The closure of Saint Cecilia Church finalizes a consolidation process that has been more than a decade in the making. It was first recommended during the “Called to Holiness and Mission” initiative. In recent years, the parish community of Saint Cecilia Church continued to diminish in size. Only one Sunday morning Mass was held in the church and sustaining operational costs would negatively impact the finances of Saint Barbara Parish.

While saying the church closure is bittersweet, Bernardine Regis of West Wyoming understands.

“You don’t see children coming to the church anymore. They have other things to do. We were always taught that you always went to church,” she explained.

Just days after the closing Mass, Father Finn also retired, taking on a new role of Pastor Emeritus, after many years of faithful service. As a result, Saint Barbara Parish entered into a new linkage with Corpus Christi Parish in West Pittston.

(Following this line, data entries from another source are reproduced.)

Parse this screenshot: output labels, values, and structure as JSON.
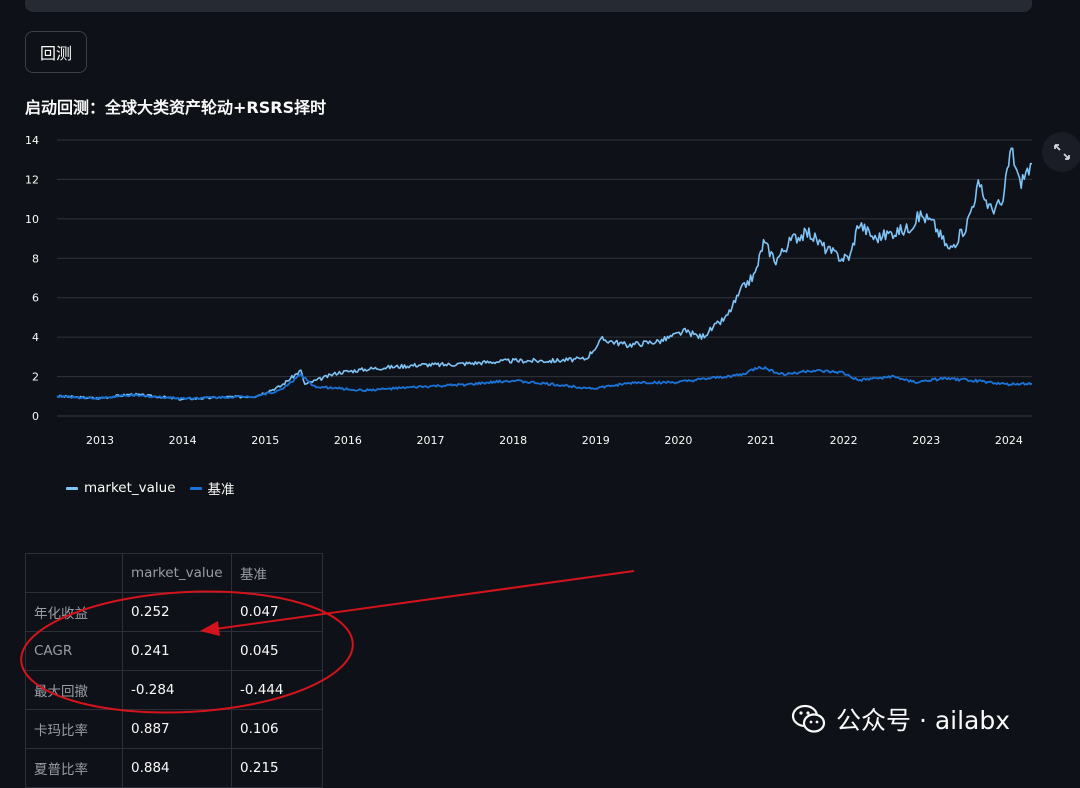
{
  "button": {
    "label": "回测"
  },
  "status_text": "启动回测：全球大类资产轮动+RSRS择时",
  "chart_data": {
    "type": "line",
    "x_ticks": [
      "2013",
      "2014",
      "2015",
      "2016",
      "2017",
      "2018",
      "2019",
      "2020",
      "2021",
      "2022",
      "2023",
      "2024"
    ],
    "y_ticks": [
      "0",
      "2",
      "4",
      "6",
      "8",
      "10",
      "12",
      "14"
    ],
    "ylim": [
      0,
      14
    ],
    "xlim": [
      2012.5,
      2024.3
    ],
    "series": [
      {
        "name": "market_value",
        "color": "#7fc4f7",
        "points": [
          [
            2012.5,
            1.0
          ],
          [
            2013.0,
            0.9
          ],
          [
            2013.4,
            1.1
          ],
          [
            2013.8,
            0.95
          ],
          [
            2014.0,
            0.85
          ],
          [
            2014.5,
            0.95
          ],
          [
            2014.9,
            1.0
          ],
          [
            2015.2,
            1.5
          ],
          [
            2015.45,
            2.3
          ],
          [
            2015.5,
            1.6
          ],
          [
            2015.7,
            1.9
          ],
          [
            2015.9,
            2.2
          ],
          [
            2016.1,
            2.3
          ],
          [
            2016.3,
            2.4
          ],
          [
            2016.6,
            2.5
          ],
          [
            2016.9,
            2.6
          ],
          [
            2017.2,
            2.6
          ],
          [
            2017.6,
            2.7
          ],
          [
            2018.0,
            2.8
          ],
          [
            2018.5,
            2.8
          ],
          [
            2018.9,
            2.9
          ],
          [
            2019.1,
            3.9
          ],
          [
            2019.4,
            3.6
          ],
          [
            2019.8,
            3.8
          ],
          [
            2020.1,
            4.3
          ],
          [
            2020.3,
            4.0
          ],
          [
            2020.6,
            5.0
          ],
          [
            2020.8,
            6.5
          ],
          [
            2020.95,
            7.2
          ],
          [
            2021.05,
            8.8
          ],
          [
            2021.2,
            7.9
          ],
          [
            2021.4,
            9.0
          ],
          [
            2021.6,
            9.3
          ],
          [
            2021.8,
            8.5
          ],
          [
            2022.0,
            8.0
          ],
          [
            2022.1,
            8.1
          ],
          [
            2022.2,
            9.8
          ],
          [
            2022.4,
            9.0
          ],
          [
            2022.6,
            9.3
          ],
          [
            2022.8,
            9.5
          ],
          [
            2022.95,
            10.2
          ],
          [
            2023.1,
            9.8
          ],
          [
            2023.3,
            8.4
          ],
          [
            2023.5,
            9.6
          ],
          [
            2023.65,
            11.7
          ],
          [
            2023.8,
            10.5
          ],
          [
            2023.95,
            10.8
          ],
          [
            2024.0,
            12.4
          ],
          [
            2024.05,
            13.6
          ],
          [
            2024.15,
            11.8
          ],
          [
            2024.3,
            12.8
          ]
        ]
      },
      {
        "name": "基准",
        "color": "#1a73d6",
        "points": [
          [
            2012.5,
            1.0
          ],
          [
            2013.0,
            0.9
          ],
          [
            2013.4,
            1.05
          ],
          [
            2013.8,
            0.95
          ],
          [
            2014.0,
            0.9
          ],
          [
            2014.5,
            0.95
          ],
          [
            2014.9,
            1.0
          ],
          [
            2015.2,
            1.3
          ],
          [
            2015.45,
            2.1
          ],
          [
            2015.6,
            1.5
          ],
          [
            2015.9,
            1.4
          ],
          [
            2016.2,
            1.3
          ],
          [
            2016.6,
            1.4
          ],
          [
            2017.0,
            1.5
          ],
          [
            2017.5,
            1.6
          ],
          [
            2018.0,
            1.8
          ],
          [
            2018.5,
            1.6
          ],
          [
            2019.0,
            1.4
          ],
          [
            2019.5,
            1.7
          ],
          [
            2020.0,
            1.7
          ],
          [
            2020.4,
            1.9
          ],
          [
            2020.8,
            2.1
          ],
          [
            2021.0,
            2.5
          ],
          [
            2021.3,
            2.1
          ],
          [
            2021.6,
            2.3
          ],
          [
            2022.0,
            2.2
          ],
          [
            2022.2,
            1.8
          ],
          [
            2022.6,
            2.0
          ],
          [
            2022.9,
            1.7
          ],
          [
            2023.2,
            1.9
          ],
          [
            2023.6,
            1.8
          ],
          [
            2024.0,
            1.6
          ],
          [
            2024.3,
            1.65
          ]
        ]
      }
    ]
  },
  "legend": [
    {
      "label": "market_value",
      "color": "#7fc4f7"
    },
    {
      "label": "基准",
      "color": "#1a73d6"
    }
  ],
  "table": {
    "headers": [
      "",
      "market_value",
      "基准"
    ],
    "rows": [
      {
        "label": "年化收益",
        "mv": "0.252",
        "bm": "0.047"
      },
      {
        "label": "CAGR",
        "mv": "0.241",
        "bm": "0.045"
      },
      {
        "label": "最大回撤",
        "mv": "-0.284",
        "bm": "-0.444"
      },
      {
        "label": "卡玛比率",
        "mv": "0.887",
        "bm": "0.106"
      },
      {
        "label": "夏普比率",
        "mv": "0.884",
        "bm": "0.215"
      }
    ]
  },
  "watermark": {
    "text": "公众号 · ailabx"
  }
}
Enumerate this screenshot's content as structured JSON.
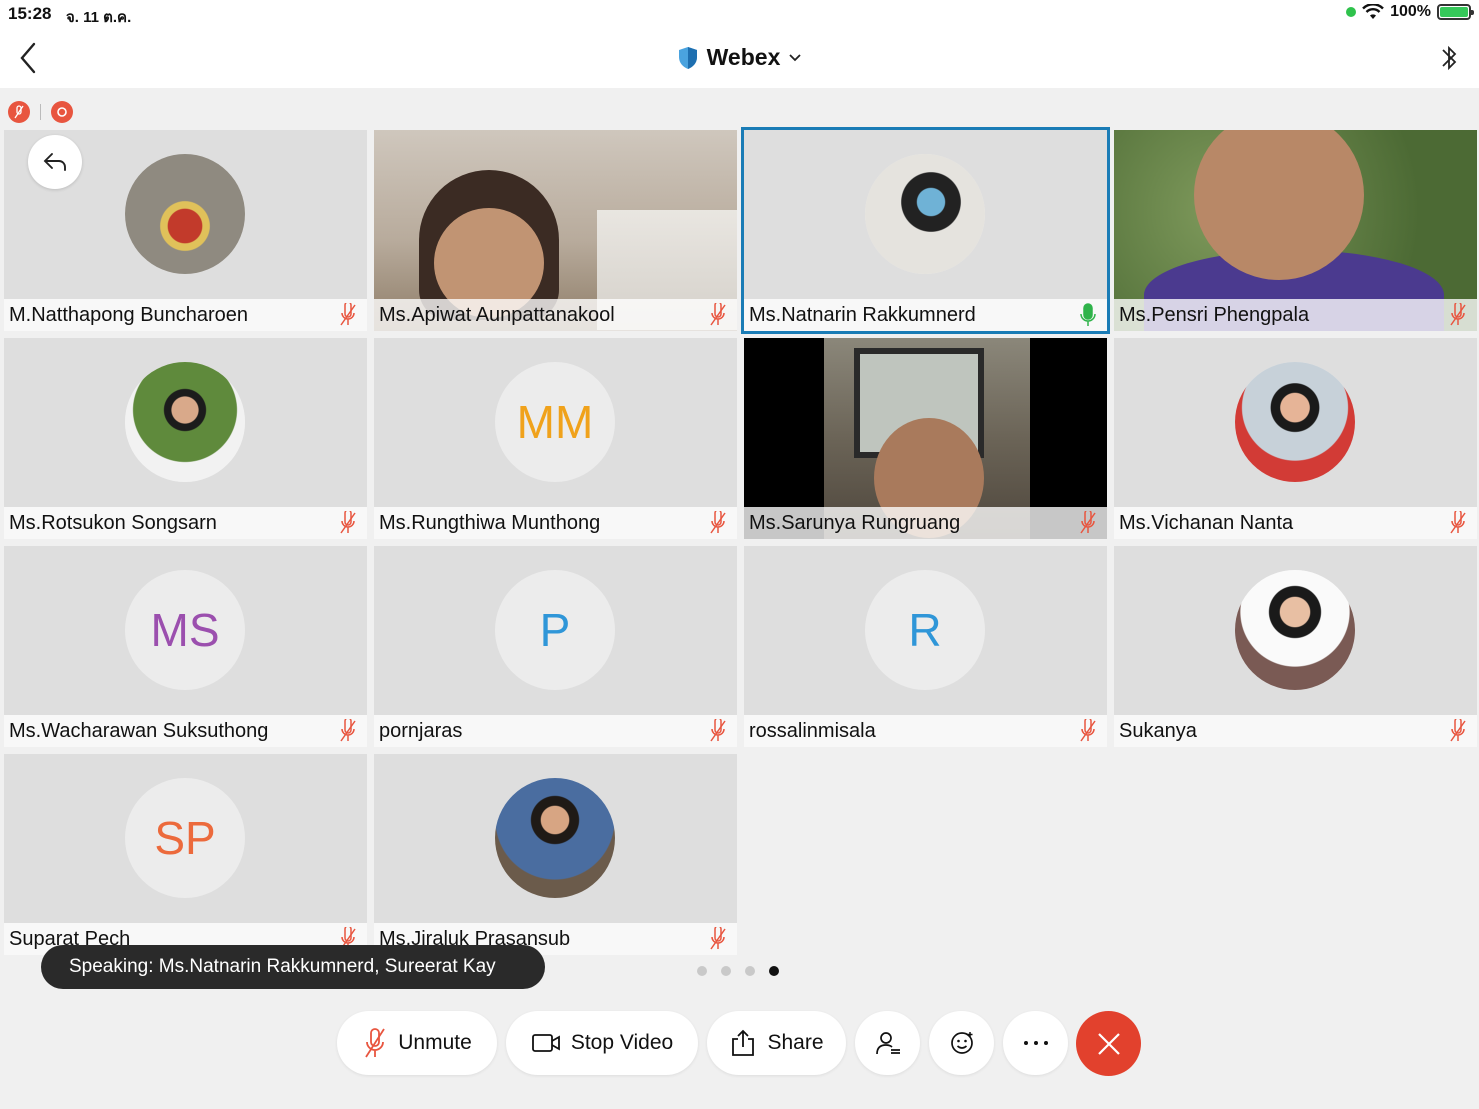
{
  "status_bar": {
    "time": "15:28",
    "date": "จ. 11 ต.ค.",
    "battery": "100%"
  },
  "app": {
    "title": "Webex"
  },
  "participants": [
    {
      "name": "M.Natthapong Buncharoen",
      "avatar_type": "photo",
      "mic": "muted"
    },
    {
      "name": "Ms.Apiwat Aunpattanakool",
      "avatar_type": "video",
      "mic": "muted"
    },
    {
      "name": "Ms.Natnarin Rakkumnerd",
      "avatar_type": "photo",
      "mic": "active",
      "active_speaker": true
    },
    {
      "name": "Ms.Pensri Phengpala",
      "avatar_type": "video",
      "mic": "muted"
    },
    {
      "name": "Ms.Rotsukon Songsarn",
      "avatar_type": "photo",
      "mic": "muted"
    },
    {
      "name": "Ms.Rungthiwa Munthong",
      "avatar_type": "initials",
      "initials": "MM",
      "initials_color": "#f0a21b",
      "mic": "muted"
    },
    {
      "name": "Ms.Sarunya Rungruang",
      "avatar_type": "video",
      "mic": "muted"
    },
    {
      "name": "Ms.Vichanan Nanta",
      "avatar_type": "photo",
      "mic": "muted"
    },
    {
      "name": "Ms.Wacharawan Suksuthong",
      "avatar_type": "initials",
      "initials": "MS",
      "initials_color": "#9b4fae",
      "mic": "muted"
    },
    {
      "name": "pornjaras",
      "avatar_type": "initials",
      "initials": "P",
      "initials_color": "#2f96d8",
      "mic": "muted"
    },
    {
      "name": "rossalinmisala",
      "avatar_type": "initials",
      "initials": "R",
      "initials_color": "#2f96d8",
      "mic": "muted"
    },
    {
      "name": "Sukanya",
      "avatar_type": "photo",
      "mic": "muted"
    },
    {
      "name": "Suparat Pech",
      "avatar_type": "initials",
      "initials": "SP",
      "initials_color": "#ec6a3c",
      "mic": "muted"
    },
    {
      "name": "Ms.Jiraluk Prasansub",
      "avatar_type": "photo",
      "mic": "muted"
    }
  ],
  "speaking_toast": "Speaking: Ms.Natnarin Rakkumnerd, Sureerat Kay",
  "pagination": {
    "pages": 4,
    "current": 4
  },
  "controls": {
    "unmute": "Unmute",
    "stop_video": "Stop Video",
    "share": "Share"
  },
  "colors": {
    "accent": "#1a7cb6",
    "end_call": "#e2412d",
    "muted_mic": "#e8553f",
    "active_mic": "#2fb34a"
  }
}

The two parishes will share one pastor and have three worship sites: Saint Anthony Church in Exeter, Immaculate Conception Church in West Pittston and Church of the Holy Redeemer in Harding.

“Today we’ll be saying officially goodbye to Saint Cecilia’s and thank you for the 122 years of witness to the faith,” Father Finn said at the end of his homily. “May God give us the grace that we may continue and go on to give many more years to witness to the faith and allow his spirit to work in each and every one of us.”